Bettina Winckler, Ph.D.
Professor of Neuroscience
Ph.D. 1994, Massachusetts Institute of Technology
Neurons extend two distinct types of processes, axons and dendrites, in order to connect to distant targets and establish functional circuits. The growth of axons and dendrites is regulated by a multitude of proteins, among them cell adhesion molecules, which promote and guide growth. The L1 cell adhesion molecule is found on axons and is needed for proper formation of several major axon tracts during development. In fact, mutations in the L1 gene cause a severe human neurodevelopmental defect called MASA/CRASH syndrome. After development is complete, new axon growth can sometimes occur during regenerative processes after injury. Intriguingly, L1 has been implicated in regeneration of axons after spinal injury.

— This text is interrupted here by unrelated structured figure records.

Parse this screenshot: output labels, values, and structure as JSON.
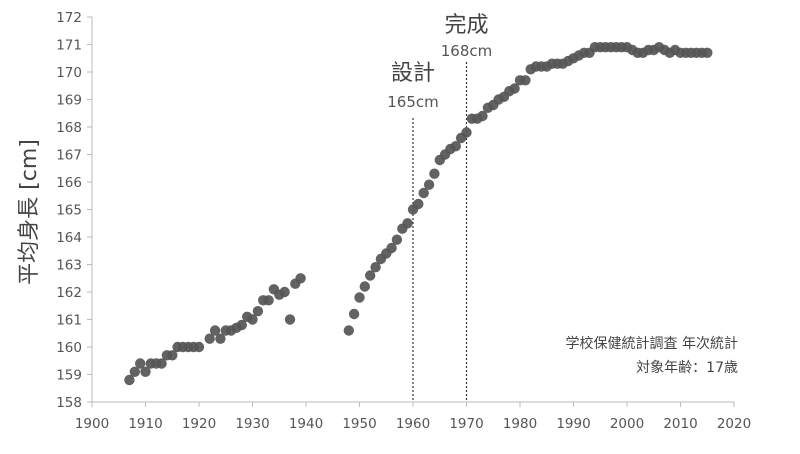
{
  "chart_data": {
    "type": "scatter",
    "title": "",
    "xlabel": "",
    "ylabel": "平均身長 [cm]",
    "xlim": [
      1900,
      2020
    ],
    "ylim": [
      158,
      172
    ],
    "xticks": [
      1900,
      1910,
      1920,
      1930,
      1940,
      1950,
      1960,
      1970,
      1980,
      1990,
      2000,
      2010,
      2020
    ],
    "yticks": [
      158,
      159,
      160,
      161,
      162,
      163,
      164,
      165,
      166,
      167,
      168,
      169,
      170,
      171,
      172
    ],
    "grid": false,
    "marker_color": "#555555",
    "annotations": [
      {
        "x": 1960,
        "label": "設計",
        "sublabel": "165cm"
      },
      {
        "x": 1970,
        "label": "完成",
        "sublabel": "168cm"
      }
    ],
    "source_note": [
      "学校保健統計調査 年次統計",
      "対象年齢：17歳"
    ],
    "points": [
      [
        1907,
        158.8
      ],
      [
        1908,
        159.1
      ],
      [
        1909,
        159.4
      ],
      [
        1910,
        159.1
      ],
      [
        1911,
        159.4
      ],
      [
        1912,
        159.4
      ],
      [
        1913,
        159.4
      ],
      [
        1914,
        159.7
      ],
      [
        1915,
        159.7
      ],
      [
        1916,
        160.0
      ],
      [
        1917,
        160.0
      ],
      [
        1918,
        160.0
      ],
      [
        1919,
        160.0
      ],
      [
        1920,
        160.0
      ],
      [
        1922,
        160.3
      ],
      [
        1923,
        160.6
      ],
      [
        1924,
        160.3
      ],
      [
        1925,
        160.6
      ],
      [
        1926,
        160.6
      ],
      [
        1927,
        160.7
      ],
      [
        1928,
        160.8
      ],
      [
        1929,
        161.1
      ],
      [
        1930,
        161.0
      ],
      [
        1931,
        161.3
      ],
      [
        1932,
        161.7
      ],
      [
        1933,
        161.7
      ],
      [
        1934,
        162.1
      ],
      [
        1935,
        161.9
      ],
      [
        1936,
        162.0
      ],
      [
        1937,
        161.0
      ],
      [
        1938,
        162.3
      ],
      [
        1939,
        162.5
      ],
      [
        1948,
        160.6
      ],
      [
        1949,
        161.2
      ],
      [
        1950,
        161.8
      ],
      [
        1951,
        162.2
      ],
      [
        1952,
        162.6
      ],
      [
        1953,
        162.9
      ],
      [
        1954,
        163.2
      ],
      [
        1955,
        163.4
      ],
      [
        1956,
        163.6
      ],
      [
        1957,
        163.9
      ],
      [
        1958,
        164.3
      ],
      [
        1959,
        164.5
      ],
      [
        1960,
        165.0
      ],
      [
        1961,
        165.2
      ],
      [
        1962,
        165.6
      ],
      [
        1963,
        165.9
      ],
      [
        1964,
        166.3
      ],
      [
        1965,
        166.8
      ],
      [
        1966,
        167.0
      ],
      [
        1967,
        167.2
      ],
      [
        1968,
        167.3
      ],
      [
        1969,
        167.6
      ],
      [
        1970,
        167.8
      ],
      [
        1971,
        168.3
      ],
      [
        1972,
        168.3
      ],
      [
        1973,
        168.4
      ],
      [
        1974,
        168.7
      ],
      [
        1975,
        168.8
      ],
      [
        1976,
        169.0
      ],
      [
        1977,
        169.1
      ],
      [
        1978,
        169.3
      ],
      [
        1979,
        169.4
      ],
      [
        1980,
        169.7
      ],
      [
        1981,
        169.7
      ],
      [
        1982,
        170.1
      ],
      [
        1983,
        170.2
      ],
      [
        1984,
        170.2
      ],
      [
        1985,
        170.2
      ],
      [
        1986,
        170.3
      ],
      [
        1987,
        170.3
      ],
      [
        1988,
        170.3
      ],
      [
        1989,
        170.4
      ],
      [
        1990,
        170.5
      ],
      [
        1991,
        170.6
      ],
      [
        1992,
        170.7
      ],
      [
        1993,
        170.7
      ],
      [
        1994,
        170.9
      ],
      [
        1995,
        170.9
      ],
      [
        1996,
        170.9
      ],
      [
        1997,
        170.9
      ],
      [
        1998,
        170.9
      ],
      [
        1999,
        170.9
      ],
      [
        2000,
        170.9
      ],
      [
        2001,
        170.8
      ],
      [
        2002,
        170.7
      ],
      [
        2003,
        170.7
      ],
      [
        2004,
        170.8
      ],
      [
        2005,
        170.8
      ],
      [
        2006,
        170.9
      ],
      [
        2007,
        170.8
      ],
      [
        2008,
        170.7
      ],
      [
        2009,
        170.8
      ],
      [
        2010,
        170.7
      ],
      [
        2011,
        170.7
      ],
      [
        2012,
        170.7
      ],
      [
        2013,
        170.7
      ],
      [
        2014,
        170.7
      ],
      [
        2015,
        170.7
      ]
    ]
  }
}
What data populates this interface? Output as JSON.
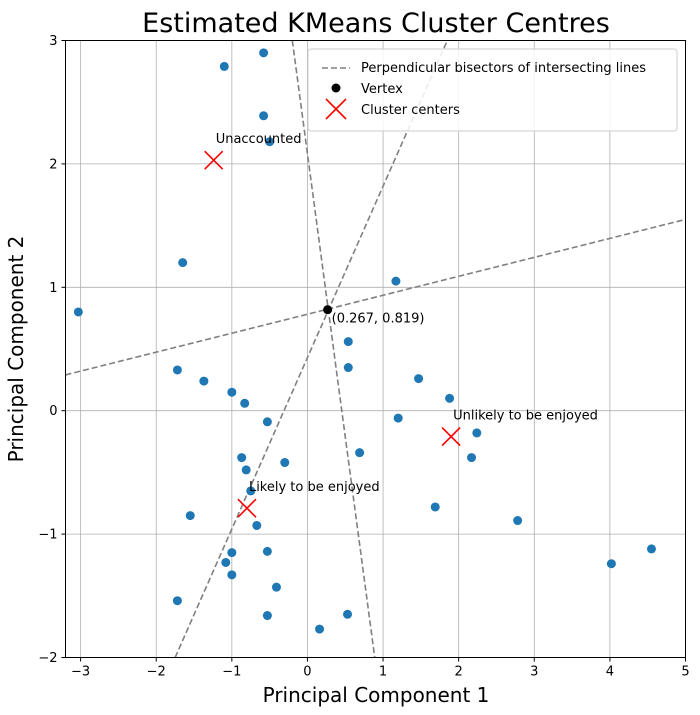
{
  "chart_data": {
    "type": "scatter",
    "title": "Estimated KMeans Cluster Centres",
    "xlabel": "Principal Component 1",
    "ylabel": "Principal Component 2",
    "xlim": [
      -3.2,
      5
    ],
    "ylim": [
      -2,
      3
    ],
    "xticks": [
      -3,
      -2,
      -1,
      0,
      1,
      2,
      3,
      4,
      5
    ],
    "yticks": [
      -2,
      -1,
      0,
      1,
      2,
      3
    ],
    "xtick_labels": [
      "−3",
      "−2",
      "−1",
      "0",
      "1",
      "2",
      "3",
      "4",
      "5"
    ],
    "ytick_labels": [
      "−2",
      "−1",
      "0",
      "1",
      "2",
      "3"
    ],
    "grid": true,
    "legend_position": "top-right",
    "colors": {
      "points": "#1f77b4",
      "centers": "#ff0000",
      "bisectors": "#808080",
      "vertex": "#000000",
      "grid": "#b0b0b0"
    },
    "points": [
      [
        -0.58,
        2.9
      ],
      [
        -1.1,
        2.79
      ],
      [
        -0.58,
        2.39
      ],
      [
        -0.5,
        2.18
      ],
      [
        -1.65,
        1.2
      ],
      [
        -3.03,
        0.8
      ],
      [
        1.17,
        1.05
      ],
      [
        0.54,
        0.56
      ],
      [
        0.54,
        0.35
      ],
      [
        1.47,
        0.26
      ],
      [
        1.88,
        0.1
      ],
      [
        -1.72,
        0.33
      ],
      [
        -1.37,
        0.24
      ],
      [
        -1.0,
        0.15
      ],
      [
        -0.83,
        0.06
      ],
      [
        1.2,
        -0.06
      ],
      [
        2.24,
        -0.18
      ],
      [
        2.17,
        -0.38
      ],
      [
        -0.53,
        -0.09
      ],
      [
        0.69,
        -0.34
      ],
      [
        -0.87,
        -0.38
      ],
      [
        -0.3,
        -0.42
      ],
      [
        -0.81,
        -0.48
      ],
      [
        -0.75,
        -0.65
      ],
      [
        1.69,
        -0.78
      ],
      [
        2.78,
        -0.89
      ],
      [
        -1.55,
        -0.85
      ],
      [
        -0.67,
        -0.93
      ],
      [
        -1.0,
        -1.15
      ],
      [
        -0.53,
        -1.14
      ],
      [
        -1.08,
        -1.23
      ],
      [
        -1.0,
        -1.33
      ],
      [
        4.02,
        -1.24
      ],
      [
        4.55,
        -1.12
      ],
      [
        -0.41,
        -1.43
      ],
      [
        -1.72,
        -1.54
      ],
      [
        0.53,
        -1.65
      ],
      [
        -0.53,
        -1.66
      ],
      [
        0.16,
        -1.77
      ]
    ],
    "vertex": {
      "x": 0.267,
      "y": 0.819,
      "label": "(0.267, 0.819)"
    },
    "centers": [
      {
        "x": -1.24,
        "y": 2.03,
        "label": "Unaccounted"
      },
      {
        "x": 1.9,
        "y": -0.21,
        "label": "Unlikely to be enjoyed"
      },
      {
        "x": -0.8,
        "y": -0.79,
        "label": "Likely to be enjoyed"
      }
    ],
    "bisectors": [
      {
        "x1": -1.75,
        "y1": -2.0,
        "x2": 1.85,
        "y2": 3.0
      },
      {
        "x1": -0.2,
        "y1": 3.0,
        "x2": 0.89,
        "y2": -2.0
      },
      {
        "x1": -3.2,
        "y1": 0.29,
        "x2": 5.0,
        "y2": 1.55
      }
    ],
    "legend": [
      {
        "label": "Perpendicular bisectors of intersecting lines",
        "marker": "dashed-line"
      },
      {
        "label": "Vertex",
        "marker": "dot"
      },
      {
        "label": "Cluster centers",
        "marker": "x"
      }
    ]
  }
}
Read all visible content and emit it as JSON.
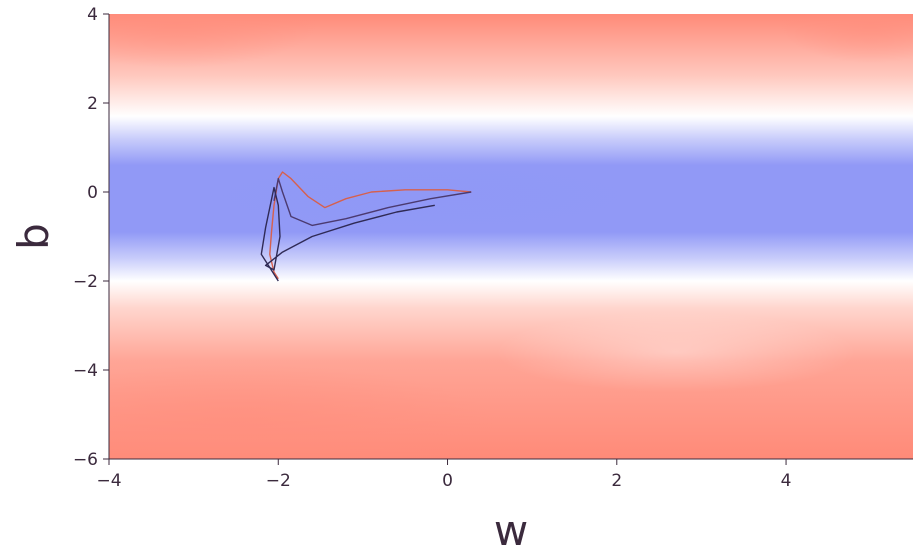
{
  "chart_data": {
    "type": "contour",
    "title": "",
    "xlabel": "w",
    "ylabel": "b",
    "xlim": [
      -4,
      5.5
    ],
    "ylim": [
      -6,
      4
    ],
    "xticks": [
      "−4",
      "−2",
      "0",
      "2",
      "4"
    ],
    "yticks": [
      "−6",
      "−4",
      "−2",
      "0",
      "2",
      "4"
    ],
    "colormap": {
      "low": "#9199f6",
      "mid": "#ffffff",
      "high": "#ff8a78"
    },
    "grid": false,
    "series": [
      {
        "color": "#d6604d",
        "x": [
          0.28,
          0.0,
          -0.5,
          -0.9,
          -1.2,
          -1.45,
          -1.65,
          -1.85,
          -1.95,
          -2.0,
          -2.05,
          -2.08,
          -2.1,
          -2.05,
          -2.0
        ],
        "y": [
          0.0,
          0.05,
          0.05,
          0.0,
          -0.15,
          -0.35,
          -0.1,
          0.3,
          0.45,
          0.3,
          -0.3,
          -0.9,
          -1.4,
          -1.8,
          -1.95
        ]
      },
      {
        "color": "#4b3a70",
        "x": [
          0.28,
          -0.2,
          -0.7,
          -1.2,
          -1.6,
          -1.85,
          -1.95,
          -2.0,
          -2.05
        ],
        "y": [
          0.0,
          -0.15,
          -0.35,
          -0.6,
          -0.75,
          -0.55,
          0.0,
          0.3,
          -0.2
        ]
      },
      {
        "color": "#2f2a55",
        "x": [
          -0.15,
          -0.6,
          -1.1,
          -1.6,
          -1.95,
          -2.15,
          -2.05,
          -1.98,
          -2.0,
          -2.05,
          -2.15,
          -2.2,
          -2.0
        ],
        "y": [
          -0.3,
          -0.45,
          -0.7,
          -1.0,
          -1.35,
          -1.65,
          -1.75,
          -1.0,
          -0.3,
          0.1,
          -0.8,
          -1.4,
          -2.0
        ]
      }
    ]
  }
}
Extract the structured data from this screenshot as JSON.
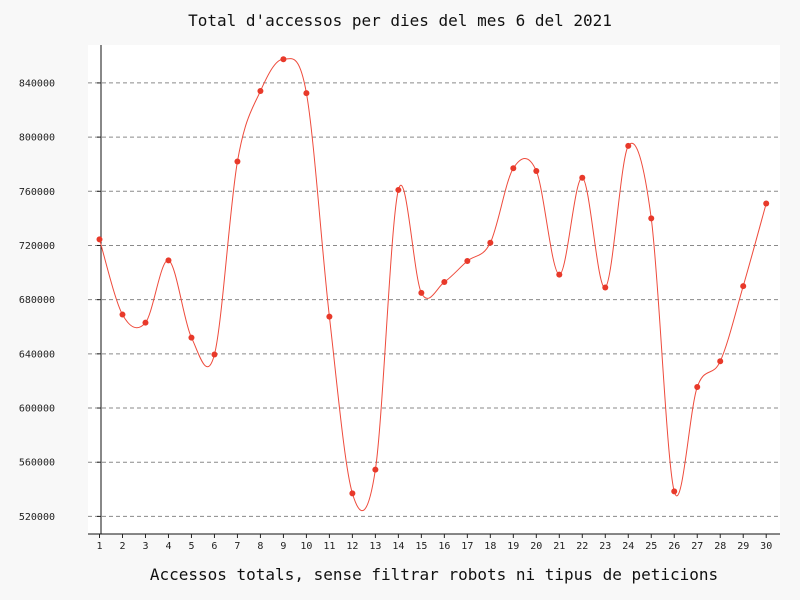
{
  "chart_data": {
    "type": "line",
    "title": "Total d'accessos per dies del mes 6 del 2021",
    "xlabel": "Accessos totals, sense filtrar robots ni tipus de peticions",
    "ylabel": "",
    "x": [
      1,
      2,
      3,
      4,
      5,
      6,
      7,
      8,
      9,
      10,
      11,
      12,
      13,
      14,
      15,
      16,
      17,
      18,
      19,
      20,
      21,
      22,
      23,
      24,
      25,
      26,
      27,
      28,
      29,
      30
    ],
    "series": [
      {
        "values": [
          724500,
          669000,
          663000,
          709000,
          652000,
          639500,
          782000,
          834000,
          857500,
          832500,
          667500,
          537000,
          554500,
          761000,
          685000,
          693000,
          708500,
          722000,
          777000,
          775000,
          698500,
          770000,
          689000,
          793500,
          740000,
          538500,
          615500,
          634500,
          690000,
          751000
        ]
      }
    ],
    "ylim": [
      507000,
      868000
    ],
    "xlim": [
      0.5,
      30.6
    ],
    "yticks": [
      "520000",
      "560000",
      "600000",
      "640000",
      "680000",
      "720000",
      "760000",
      "800000",
      "840000"
    ],
    "grid": "horizontal dashed",
    "colors": {
      "line": "#ee4b3c",
      "point": "#e8392a",
      "grid": "#8a8a8a",
      "background": "#ffffff",
      "page": "#f8f8f8"
    }
  }
}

Additionally, L1 levels are upregulated in post-stroke cortex and L1 might serve important functions during post-stroke axonal sprouting to re-establish functional circuits.
Axon growth mediated by L1 requires that L1 molecules at the tip of the growing axon are internalized by a process called endocytosis and subsequently recycled back to the cell surface. Our lab has uncovered an additional crucial role for endocytosis in L1 function: it is required to target L1 properly to the growing axon. L1 function and endocytosis are therefore intricately connected. Endocytosis and the subsequent traffic control in endosomes are complex, especially in a cell as large and spatially diversified as a mammalian neuron. Understanding neuronal endosomes is crucial given the large number of neuronal processes in which endocytosis plays a role: retrograde neurotrophic signaling, turnover and degradation of proteins, axonal pathfinding during development, synaptic vesicle recycling, synaptic plasticity, neuropathic pain, addiction, and more.
Work in our laboratory therefore focuses on understanding
the functional links between endosomal regulators, trafficking of
adhesion molecules, and axon outgrowth in health and disease.
L1 substrate promotes axon outgrowth in vivo and in vitro (image by Zofia Lasiecka).